35Une œuvre n’est donc pas révolutionnaire du seul fait qu’elle accompagne un mouvement politique, et ne l’est pas davantage parce qu’elle inventerait une esthétique nouvelle. Comment dès lors concevoir cette littérature révolutionnaire ? Blanchot esquisse une réponse (mais justement il ne fait que l’esquisser) : le destin de l’art est de « recouper et peut-être d’aider le destin de l’homme qui refuse ». Mais ce refus est-il un refus opérant dans le monde extérieur ? On peut en douter dans la mesure où Blanchot affirme que :

Ce qui importe davantage c’est la force d’opposition qui s’est exprimée dans l’œuvre même et qui est mesuré par le pouvoir qu’elle a de supprimer d’autres œuvres ou d’abolir une part du réel ordinaire, ainsi que par le pouvoir d’appeler à l’existence de nouvelles œuvres, aussi fortes, plus fortes qu’elle ou de déterminer une réalité supérieure.

36Le refus agit donc dans l’œuvre et n’est pas, a priori, dirigé vers l’extérieur.

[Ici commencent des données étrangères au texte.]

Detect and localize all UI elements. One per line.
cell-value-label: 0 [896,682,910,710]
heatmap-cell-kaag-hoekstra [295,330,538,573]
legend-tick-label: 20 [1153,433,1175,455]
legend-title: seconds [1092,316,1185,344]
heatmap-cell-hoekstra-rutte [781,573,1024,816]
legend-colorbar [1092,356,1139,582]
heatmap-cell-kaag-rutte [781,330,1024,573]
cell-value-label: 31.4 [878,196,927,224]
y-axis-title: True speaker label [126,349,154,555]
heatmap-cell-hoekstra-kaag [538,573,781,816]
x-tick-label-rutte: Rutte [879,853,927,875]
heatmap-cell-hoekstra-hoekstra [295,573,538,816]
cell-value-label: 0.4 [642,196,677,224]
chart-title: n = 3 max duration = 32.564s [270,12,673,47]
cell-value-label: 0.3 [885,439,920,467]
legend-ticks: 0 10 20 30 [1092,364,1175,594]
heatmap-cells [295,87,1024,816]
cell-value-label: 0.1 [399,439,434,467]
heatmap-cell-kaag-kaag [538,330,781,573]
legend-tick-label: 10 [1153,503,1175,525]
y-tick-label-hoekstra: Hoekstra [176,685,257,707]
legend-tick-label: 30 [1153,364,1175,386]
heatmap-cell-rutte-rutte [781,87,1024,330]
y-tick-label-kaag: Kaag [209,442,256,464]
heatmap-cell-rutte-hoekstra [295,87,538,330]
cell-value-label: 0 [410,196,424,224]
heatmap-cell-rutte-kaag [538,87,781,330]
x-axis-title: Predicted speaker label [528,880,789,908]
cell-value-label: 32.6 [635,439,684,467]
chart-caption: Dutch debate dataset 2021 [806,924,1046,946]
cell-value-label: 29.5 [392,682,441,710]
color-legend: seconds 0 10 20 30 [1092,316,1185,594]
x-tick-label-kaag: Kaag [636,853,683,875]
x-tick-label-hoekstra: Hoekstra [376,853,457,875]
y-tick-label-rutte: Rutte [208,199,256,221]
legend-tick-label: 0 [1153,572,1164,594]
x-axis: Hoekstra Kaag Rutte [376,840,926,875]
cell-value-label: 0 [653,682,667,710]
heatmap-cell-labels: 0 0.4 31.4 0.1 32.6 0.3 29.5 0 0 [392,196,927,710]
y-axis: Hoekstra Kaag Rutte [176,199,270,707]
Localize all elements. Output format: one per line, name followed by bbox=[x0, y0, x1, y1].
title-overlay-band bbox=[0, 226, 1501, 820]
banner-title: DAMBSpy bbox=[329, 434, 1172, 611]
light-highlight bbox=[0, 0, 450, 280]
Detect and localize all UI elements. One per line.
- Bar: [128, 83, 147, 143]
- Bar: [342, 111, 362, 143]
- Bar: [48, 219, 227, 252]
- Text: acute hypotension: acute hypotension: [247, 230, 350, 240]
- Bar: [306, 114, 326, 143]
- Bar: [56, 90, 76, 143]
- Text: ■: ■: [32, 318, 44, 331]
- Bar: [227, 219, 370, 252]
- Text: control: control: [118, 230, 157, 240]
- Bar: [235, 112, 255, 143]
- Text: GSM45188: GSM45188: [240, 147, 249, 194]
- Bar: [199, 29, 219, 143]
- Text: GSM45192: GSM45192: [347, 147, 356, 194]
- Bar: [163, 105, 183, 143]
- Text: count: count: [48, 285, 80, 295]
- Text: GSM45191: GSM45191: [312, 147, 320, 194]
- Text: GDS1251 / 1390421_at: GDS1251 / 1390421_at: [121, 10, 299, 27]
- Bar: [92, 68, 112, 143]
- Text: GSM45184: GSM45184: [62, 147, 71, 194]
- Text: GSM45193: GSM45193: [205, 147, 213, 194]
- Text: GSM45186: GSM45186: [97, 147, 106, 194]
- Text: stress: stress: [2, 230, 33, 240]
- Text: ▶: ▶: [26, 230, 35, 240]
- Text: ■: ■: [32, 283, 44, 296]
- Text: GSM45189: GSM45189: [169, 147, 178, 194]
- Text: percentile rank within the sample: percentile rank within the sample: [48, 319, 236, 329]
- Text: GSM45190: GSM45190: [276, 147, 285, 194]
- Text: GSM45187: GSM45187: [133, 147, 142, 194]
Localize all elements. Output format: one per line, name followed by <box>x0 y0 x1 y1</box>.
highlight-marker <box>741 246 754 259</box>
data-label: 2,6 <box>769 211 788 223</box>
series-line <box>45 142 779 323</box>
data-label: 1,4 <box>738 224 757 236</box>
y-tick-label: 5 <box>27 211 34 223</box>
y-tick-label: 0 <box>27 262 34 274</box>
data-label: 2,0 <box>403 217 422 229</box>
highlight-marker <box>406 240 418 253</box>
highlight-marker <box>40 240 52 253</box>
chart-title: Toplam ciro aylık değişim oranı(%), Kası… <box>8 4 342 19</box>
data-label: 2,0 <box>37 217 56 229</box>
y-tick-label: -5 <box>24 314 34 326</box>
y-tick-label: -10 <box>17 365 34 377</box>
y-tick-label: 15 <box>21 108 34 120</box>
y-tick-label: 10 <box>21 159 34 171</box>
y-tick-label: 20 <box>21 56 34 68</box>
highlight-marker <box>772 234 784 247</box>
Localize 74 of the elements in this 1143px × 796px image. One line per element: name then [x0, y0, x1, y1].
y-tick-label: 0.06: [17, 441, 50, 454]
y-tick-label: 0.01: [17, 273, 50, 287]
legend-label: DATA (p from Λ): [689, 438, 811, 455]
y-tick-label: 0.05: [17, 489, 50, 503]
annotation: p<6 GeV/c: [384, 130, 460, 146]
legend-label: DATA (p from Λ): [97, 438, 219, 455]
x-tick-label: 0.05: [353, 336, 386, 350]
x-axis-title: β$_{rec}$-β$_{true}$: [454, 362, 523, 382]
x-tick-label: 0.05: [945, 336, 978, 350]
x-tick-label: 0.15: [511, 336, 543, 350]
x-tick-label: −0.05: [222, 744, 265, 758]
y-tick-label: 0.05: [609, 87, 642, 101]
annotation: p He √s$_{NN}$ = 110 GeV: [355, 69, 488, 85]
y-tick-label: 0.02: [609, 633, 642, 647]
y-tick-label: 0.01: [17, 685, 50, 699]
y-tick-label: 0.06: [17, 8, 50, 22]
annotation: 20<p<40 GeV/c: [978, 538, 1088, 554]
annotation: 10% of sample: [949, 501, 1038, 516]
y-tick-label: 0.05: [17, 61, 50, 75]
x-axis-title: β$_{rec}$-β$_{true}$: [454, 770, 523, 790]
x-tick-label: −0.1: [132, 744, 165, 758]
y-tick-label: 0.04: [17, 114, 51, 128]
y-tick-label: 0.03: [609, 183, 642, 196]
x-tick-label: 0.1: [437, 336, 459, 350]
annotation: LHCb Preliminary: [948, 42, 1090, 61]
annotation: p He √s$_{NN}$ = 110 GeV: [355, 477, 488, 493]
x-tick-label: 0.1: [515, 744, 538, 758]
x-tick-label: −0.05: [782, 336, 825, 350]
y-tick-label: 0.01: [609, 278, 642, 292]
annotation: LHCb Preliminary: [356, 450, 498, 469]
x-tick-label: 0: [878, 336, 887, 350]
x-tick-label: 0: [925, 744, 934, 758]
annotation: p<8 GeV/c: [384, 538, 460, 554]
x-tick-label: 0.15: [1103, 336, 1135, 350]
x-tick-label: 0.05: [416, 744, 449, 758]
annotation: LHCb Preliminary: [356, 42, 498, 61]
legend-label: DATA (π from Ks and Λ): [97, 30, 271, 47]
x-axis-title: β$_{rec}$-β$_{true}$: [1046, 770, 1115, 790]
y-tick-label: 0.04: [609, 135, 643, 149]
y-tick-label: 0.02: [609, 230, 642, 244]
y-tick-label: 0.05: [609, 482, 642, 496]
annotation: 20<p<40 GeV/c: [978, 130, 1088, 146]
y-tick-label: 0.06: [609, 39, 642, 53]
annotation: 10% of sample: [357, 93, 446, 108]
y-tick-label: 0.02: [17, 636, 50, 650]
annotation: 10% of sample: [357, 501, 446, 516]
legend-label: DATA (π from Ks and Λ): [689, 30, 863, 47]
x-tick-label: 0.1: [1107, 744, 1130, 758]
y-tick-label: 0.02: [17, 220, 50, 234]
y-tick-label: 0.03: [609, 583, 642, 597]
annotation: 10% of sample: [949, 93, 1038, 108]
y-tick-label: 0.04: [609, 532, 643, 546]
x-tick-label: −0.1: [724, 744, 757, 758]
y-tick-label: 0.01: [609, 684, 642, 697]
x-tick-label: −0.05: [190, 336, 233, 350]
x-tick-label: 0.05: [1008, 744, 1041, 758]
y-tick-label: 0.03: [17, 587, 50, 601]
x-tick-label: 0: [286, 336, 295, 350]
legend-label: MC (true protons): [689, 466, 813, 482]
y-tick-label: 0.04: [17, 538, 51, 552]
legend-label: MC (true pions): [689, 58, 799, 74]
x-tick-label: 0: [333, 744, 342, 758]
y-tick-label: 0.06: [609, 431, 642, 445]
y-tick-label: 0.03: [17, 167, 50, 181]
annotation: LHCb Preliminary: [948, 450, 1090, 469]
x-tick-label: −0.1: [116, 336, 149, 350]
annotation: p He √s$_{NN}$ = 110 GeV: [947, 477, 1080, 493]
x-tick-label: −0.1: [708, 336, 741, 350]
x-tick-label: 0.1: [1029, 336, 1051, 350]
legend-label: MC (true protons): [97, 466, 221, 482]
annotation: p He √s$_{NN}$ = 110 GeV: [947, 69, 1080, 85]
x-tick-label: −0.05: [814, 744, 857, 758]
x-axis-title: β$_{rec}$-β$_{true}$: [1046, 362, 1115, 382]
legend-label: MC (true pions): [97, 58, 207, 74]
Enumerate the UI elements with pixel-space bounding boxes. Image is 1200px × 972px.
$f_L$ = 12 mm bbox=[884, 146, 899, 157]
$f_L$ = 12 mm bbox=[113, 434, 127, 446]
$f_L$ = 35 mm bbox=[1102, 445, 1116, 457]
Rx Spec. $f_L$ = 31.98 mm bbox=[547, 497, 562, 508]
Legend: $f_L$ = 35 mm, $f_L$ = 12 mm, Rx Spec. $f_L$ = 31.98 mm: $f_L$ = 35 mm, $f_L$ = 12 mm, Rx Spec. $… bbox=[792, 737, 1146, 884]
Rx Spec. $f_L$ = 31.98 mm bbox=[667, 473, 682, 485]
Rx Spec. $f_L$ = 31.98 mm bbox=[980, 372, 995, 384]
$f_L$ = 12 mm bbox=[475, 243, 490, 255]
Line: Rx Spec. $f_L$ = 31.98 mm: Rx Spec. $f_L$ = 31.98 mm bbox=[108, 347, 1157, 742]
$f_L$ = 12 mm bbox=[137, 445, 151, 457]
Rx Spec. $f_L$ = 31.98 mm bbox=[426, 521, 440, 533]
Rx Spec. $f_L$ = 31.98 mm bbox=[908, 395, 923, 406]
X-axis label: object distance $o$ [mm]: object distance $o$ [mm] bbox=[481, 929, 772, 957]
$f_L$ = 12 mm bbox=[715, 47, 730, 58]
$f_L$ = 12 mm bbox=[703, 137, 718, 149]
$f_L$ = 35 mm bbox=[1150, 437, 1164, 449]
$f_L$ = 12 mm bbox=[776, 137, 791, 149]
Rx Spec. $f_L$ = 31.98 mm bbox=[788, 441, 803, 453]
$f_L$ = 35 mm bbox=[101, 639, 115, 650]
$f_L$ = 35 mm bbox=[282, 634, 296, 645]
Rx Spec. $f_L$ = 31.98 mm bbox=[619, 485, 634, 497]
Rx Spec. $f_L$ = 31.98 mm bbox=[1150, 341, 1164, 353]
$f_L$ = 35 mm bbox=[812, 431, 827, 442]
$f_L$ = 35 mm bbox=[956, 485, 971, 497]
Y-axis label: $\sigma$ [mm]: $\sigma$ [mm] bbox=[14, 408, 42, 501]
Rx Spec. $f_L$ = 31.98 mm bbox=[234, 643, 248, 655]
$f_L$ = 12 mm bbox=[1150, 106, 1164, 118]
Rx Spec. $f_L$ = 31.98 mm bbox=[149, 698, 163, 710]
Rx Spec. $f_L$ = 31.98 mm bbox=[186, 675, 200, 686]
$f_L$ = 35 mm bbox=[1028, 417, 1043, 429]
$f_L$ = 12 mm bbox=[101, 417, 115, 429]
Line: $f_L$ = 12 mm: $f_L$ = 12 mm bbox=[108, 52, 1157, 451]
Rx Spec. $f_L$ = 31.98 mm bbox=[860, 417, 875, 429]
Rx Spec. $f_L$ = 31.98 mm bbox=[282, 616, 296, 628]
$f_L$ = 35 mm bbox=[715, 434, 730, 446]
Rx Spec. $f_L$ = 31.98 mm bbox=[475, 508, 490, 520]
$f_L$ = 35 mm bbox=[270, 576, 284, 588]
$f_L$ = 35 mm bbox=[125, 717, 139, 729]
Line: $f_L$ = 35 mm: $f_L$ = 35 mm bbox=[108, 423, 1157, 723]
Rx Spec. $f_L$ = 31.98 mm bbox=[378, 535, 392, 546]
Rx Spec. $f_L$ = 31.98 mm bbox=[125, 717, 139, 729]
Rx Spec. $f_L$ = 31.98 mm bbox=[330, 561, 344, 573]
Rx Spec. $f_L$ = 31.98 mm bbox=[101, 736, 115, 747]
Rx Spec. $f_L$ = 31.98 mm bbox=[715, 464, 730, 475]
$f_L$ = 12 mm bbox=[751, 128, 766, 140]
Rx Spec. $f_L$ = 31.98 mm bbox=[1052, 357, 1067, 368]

37Blanchot évoque ensuite les écueils que l’auteur doit éviter pour aboutir à une pratique révolutionnaire en littérature : « Ce qui compte aussi, c’est la force de résistance que l’auteur a opposée à son œuvre par les facilités et les licences qu’il lui a refusées, les instincts qu’il a maîtrisés, la rigueur par laquelle il se l’est soumise. » On perçoit ici les exigences auxquelles Blanchot semble se soumettre lui-même dans son écriture romanesque. Si l’auteur parvient à mettre en pratique ces recommandations, alors il est possible, écrit Blanchot, qu’une puissance « vraiment révolutionnaire » sorte de son œuvre.

38Cette puissance révolutionnaire, Blanchot la décèle aussi dans les grandes œuvres du passé :

[…] il est presque certain que quelques-uns des grands ouvrages classiques accomplissent aujourd’hui leur dessein en nous préparant un univers où les grandes œuvres soient à nouveau concevables et en nous apportant non pas un héritage tout fait, mais les raisons, l’espoir et la force de rassembler notre héritage personnel, de devenir nos propres héritiers.

39Blanchot appuie encore son raisonnement et affirme : « Par quoi se vérifie encore l’axiome qui établit que seule la perfection est infiniment révolutionnaire. » Ces ouvrages du passé ne peuvent être reçus pleinement, trouver leur pleine mesure, que dans les « temps qui ne les ont pas produits (parce que les temps qui ont besoin d’eux sont évidemment aussi ceux où ils manquent, où les conditions pour les faire naître ne sont pas réunies) ». Blanchot reconnaît néanmoins que d’autres œuvres, contemporaines, « même mutilées, aient l’aptitude de correspondre [à un] plus grand destin ». Ce sera pour Blanchot l’une des tâches de cette chronique dans L’Insurgé, reconnaître ces œuvres contemporaines, dont il énonce certaines caractéristiques : une « indifférence aux choses vaines », « un certain orgueil qui les force à refuser les ressources communes », « une certaine dureté à l’égard d’eux-mêmes et à l’égard de nous-mêmes », et même précise Blanchot « quelquefois à l’oubli où ils tiendront le public ».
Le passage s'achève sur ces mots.